The choreography of this production is quite different from the other HDVDs we have of Giselle. Many things I'm used to seeing are missing. For example, during the harvest celebrations, I like the part where Giselle's mother in pantomime warns Giselle of the dangerous ways of men and warns the men about the dangerous ways of the Wilis. This Bolshoi version doesn't have this---the harvest celebration is pure dancing:

There's plenty of opportunity in the libretto at this point for the choreographer to show off the solo skills of many younger members of the company. The Bolshoi has, I think, more dancers than anybody else.  But Grigorovich chose to put just one featured couple (Chinara Alizade and Andrey Bolotin) on the vast stage. They are great, of course, but somehow I expected more dancers:

Now the royals arrive. Everything about the royal party here seems stilted and wooden compared to other HDVDs we have. This comes, I think, from lack of attention to personal direction of the dancers in this complicated scene. In the Bolshoi version, Giselle doesn't dance for the Duke (Alexay Loparevich) and Princess Bathilde (Ekaterina Barykina). Bathilde thinks Giselle is charming and gives her the beautiful necklace as a tip for pouring the wine:

And what a sorry prop the beautiful necklace is---it looks like something you would win at a county fair for knocking over beer bottles:

Lunkina is a decent dancer, but not much of an actress. While she does her best to go mad, the royals are chatting with each other is little groups with their backs to the action. To me, this is miserably bad directing. The royals should be as interested in the scene as anyone because one of their own is slumming around pretending he's a peasant:

This Giselle dies of a weak heart:

I haven't tried to hide my disappointment with Act 1. Act 2 is better.  Still, I have to report that Act 2 does have two silly pieces of stagecraft that threaten to mar the whole Act. First, below you see Hans (Vitaly Biktimirov) visiting Giselle's grave. Hans begins to feel the grave site is haunted. Strange lights start blinking in the bushes---below you should be able to count 6 lights if you look closely. Later you see the blinking lights all over the stage.
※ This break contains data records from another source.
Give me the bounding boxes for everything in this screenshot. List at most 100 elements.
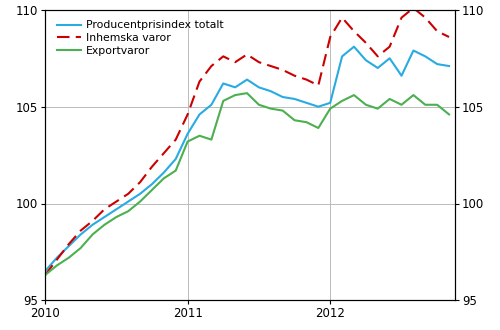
Exportvaror bbox=[102, 223, 107, 227]
Exportvaror bbox=[386, 97, 392, 101]
Producentprisindex totalt bbox=[149, 182, 155, 186]
Inhemska varor bbox=[339, 16, 345, 19]
Exportvaror bbox=[90, 233, 96, 237]
Exportvaror bbox=[434, 103, 440, 107]
Producentprisindex totalt bbox=[125, 200, 131, 204]
Producentprisindex totalt bbox=[184, 132, 190, 136]
Inhemska varor bbox=[102, 207, 107, 211]
Inhemska varor bbox=[196, 80, 202, 83]
Producentprisindex totalt bbox=[422, 54, 428, 58]
Producentprisindex totalt bbox=[398, 74, 404, 78]
Inhemska varor bbox=[114, 200, 119, 204]
Producentprisindex totalt bbox=[363, 58, 369, 62]
Exportvaror bbox=[137, 200, 143, 204]
Inhemska varor bbox=[184, 113, 190, 116]
Exportvaror bbox=[375, 107, 381, 111]
Exportvaror bbox=[232, 93, 238, 97]
Exportvaror bbox=[304, 120, 310, 124]
Producentprisindex totalt bbox=[327, 101, 333, 105]
Exportvaror bbox=[196, 134, 202, 138]
Inhemska varor bbox=[66, 242, 72, 246]
Exportvaror bbox=[161, 176, 167, 180]
Inhemska varor bbox=[78, 229, 84, 233]
Inhemska varor bbox=[42, 273, 48, 277]
Exportvaror bbox=[398, 103, 404, 107]
Exportvaror bbox=[316, 126, 322, 130]
Producentprisindex totalt bbox=[196, 113, 202, 116]
Exportvaror bbox=[292, 118, 298, 122]
Inhemska varor bbox=[244, 52, 250, 56]
Exportvaror bbox=[363, 103, 369, 107]
Inhemska varor bbox=[363, 41, 369, 45]
Exportvaror bbox=[339, 99, 345, 103]
Exportvaror bbox=[280, 109, 285, 113]
Inhemska varor bbox=[422, 16, 428, 19]
Inhemska varor bbox=[446, 35, 452, 39]
Inhemska varor bbox=[398, 16, 404, 19]
Producentprisindex totalt bbox=[208, 103, 214, 107]
Exportvaror bbox=[220, 99, 226, 103]
Inhemska varor bbox=[386, 45, 392, 49]
Exportvaror bbox=[78, 246, 84, 250]
Exportvaror bbox=[327, 107, 333, 111]
Exportvaror bbox=[66, 256, 72, 260]
Inhemska varor bbox=[232, 60, 238, 64]
Exportvaror bbox=[172, 169, 178, 173]
Inhemska varor bbox=[351, 29, 357, 33]
Producentprisindex totalt bbox=[292, 97, 298, 101]
Producentprisindex totalt bbox=[446, 64, 452, 68]
Inhemska varor bbox=[304, 78, 310, 82]
Producentprisindex totalt bbox=[42, 269, 48, 273]
Exportvaror bbox=[149, 188, 155, 192]
Exportvaror bbox=[125, 209, 131, 213]
Producentprisindex totalt bbox=[114, 207, 119, 211]
Inhemska varor bbox=[410, 6, 416, 10]
Producentprisindex totalt bbox=[351, 45, 357, 49]
Producentprisindex totalt bbox=[244, 78, 250, 82]
Inhemska varor bbox=[220, 54, 226, 58]
Exportvaror bbox=[410, 93, 416, 97]
Producentprisindex totalt bbox=[161, 171, 167, 175]
Inhemska varor bbox=[149, 165, 155, 169]
Producentprisindex totalt bbox=[54, 256, 60, 260]
Producentprisindex totalt bbox=[316, 105, 322, 109]
Exportvaror bbox=[54, 263, 60, 267]
Inhemska varor bbox=[137, 180, 143, 184]
Exportvaror bbox=[351, 93, 357, 97]
Inhemska varor bbox=[256, 60, 262, 64]
Producentprisindex totalt bbox=[90, 223, 96, 227]
Exportvaror bbox=[268, 107, 274, 111]
Inhemska varor bbox=[434, 29, 440, 33]
Inhemska varor bbox=[375, 54, 381, 58]
Producentprisindex totalt bbox=[102, 215, 107, 219]
Producentprisindex totalt bbox=[304, 101, 310, 105]
Producentprisindex totalt bbox=[220, 82, 226, 85]
Inhemska varor bbox=[90, 219, 96, 223]
Producentprisindex totalt bbox=[434, 62, 440, 66]
Producentprisindex totalt bbox=[280, 95, 285, 99]
Line: Inhemska varor: Inhemska varor bbox=[45, 8, 449, 275]
Legend: Producentprisindex totalt, Inhemska varor, Exportvaror: Producentprisindex totalt, Inhemska varo… bbox=[54, 18, 226, 58]
Inhemska varor bbox=[292, 74, 298, 78]
Exportvaror bbox=[422, 103, 428, 107]
Exportvaror bbox=[208, 138, 214, 142]
Producentprisindex totalt bbox=[386, 56, 392, 60]
Producentprisindex totalt bbox=[78, 233, 84, 237]
Inhemska varor bbox=[208, 64, 214, 68]
Inhemska varor bbox=[172, 138, 178, 142]
Exportvaror bbox=[446, 113, 452, 116]
Inhemska varor bbox=[161, 151, 167, 155]
Producentprisindex totalt bbox=[256, 85, 262, 89]
Inhemska varor bbox=[280, 68, 285, 72]
Exportvaror bbox=[42, 273, 48, 277]
Exportvaror bbox=[244, 91, 250, 95]
Producentprisindex totalt bbox=[66, 244, 72, 248]
Inhemska varor bbox=[268, 64, 274, 68]
Inhemska varor bbox=[125, 192, 131, 196]
Producentprisindex totalt bbox=[339, 54, 345, 58]
Producentprisindex totalt bbox=[172, 157, 178, 161]
Exportvaror bbox=[114, 215, 119, 219]
Inhemska varor bbox=[327, 35, 333, 39]
Line: Producentprisindex totalt: Producentprisindex totalt bbox=[45, 47, 449, 271]
Inhemska varor bbox=[54, 258, 60, 262]
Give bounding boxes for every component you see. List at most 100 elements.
These lights might have been a thrilling special effect 75 years ago (How did they make them blink like that?). But today they just look tawdry like those horrible blinking Christmas tree lights the Americans love so much. Second, a bit later Giselle's ghost appears in a tree with a branch that that drops down like one of those guard-rails that keeps you from being run over by a train. And after the tree branch comes down, Giselle pelts Albrecht from above with roses. This was probably a thrilling special effect 200 years ago.

Myrtha (Maria Allash):

A welcome surprise---the white corps has really pretty dresses and tiaras:


The whites number 27: 24 plus Moyna (not credited), Zulme (not credited), and Myrtha. It's really hard to see how they perform in moving formations because Bataillon mostly shoots from floor level, which obscures how orderly the files are. It seems to me they are a bit ragged on the move while doing better than the Royal Opera House corps.  But the Bolshoi corps here is no threat to the Paris Opera Ballet white forces:

Here's a shot made from above in which the corps looks great:

A still formation with perfect alignment:

When the corps gets going, I can forget the blinking lights and the rain of the roses. First the Wilis kill Hans and now they have Albrecht:

The dancing in this Act 2 is quite different from the other HDVD versions of Giselle. If you are a ballet expert, then you would probably need this disc just to see how Grigorovich handles Act 2. Acting and personal directing are not very important at this point. Now we are dealing with pure choreography at the highest level that exists in the art of dance:

Albrecht's last plead for life. Myrtha is ready to condemn him, but he's saved by the light of day as morning approaches:

So now for a grade. To protect their franchise, the Bolshoi folks will have to do a better than this. I give Act 1 a "D" grade and Act 2 a "B." So I'll call this a "C+" title. I point out that since this Giselle came out, the Bolshoi finished its billion-dollar renovation project and has published two of the greatest ballet HDVDs ever (a Sleeping Beauty and a Bayadère). Don't be surprised if they come out soon with a new and improved Giselle.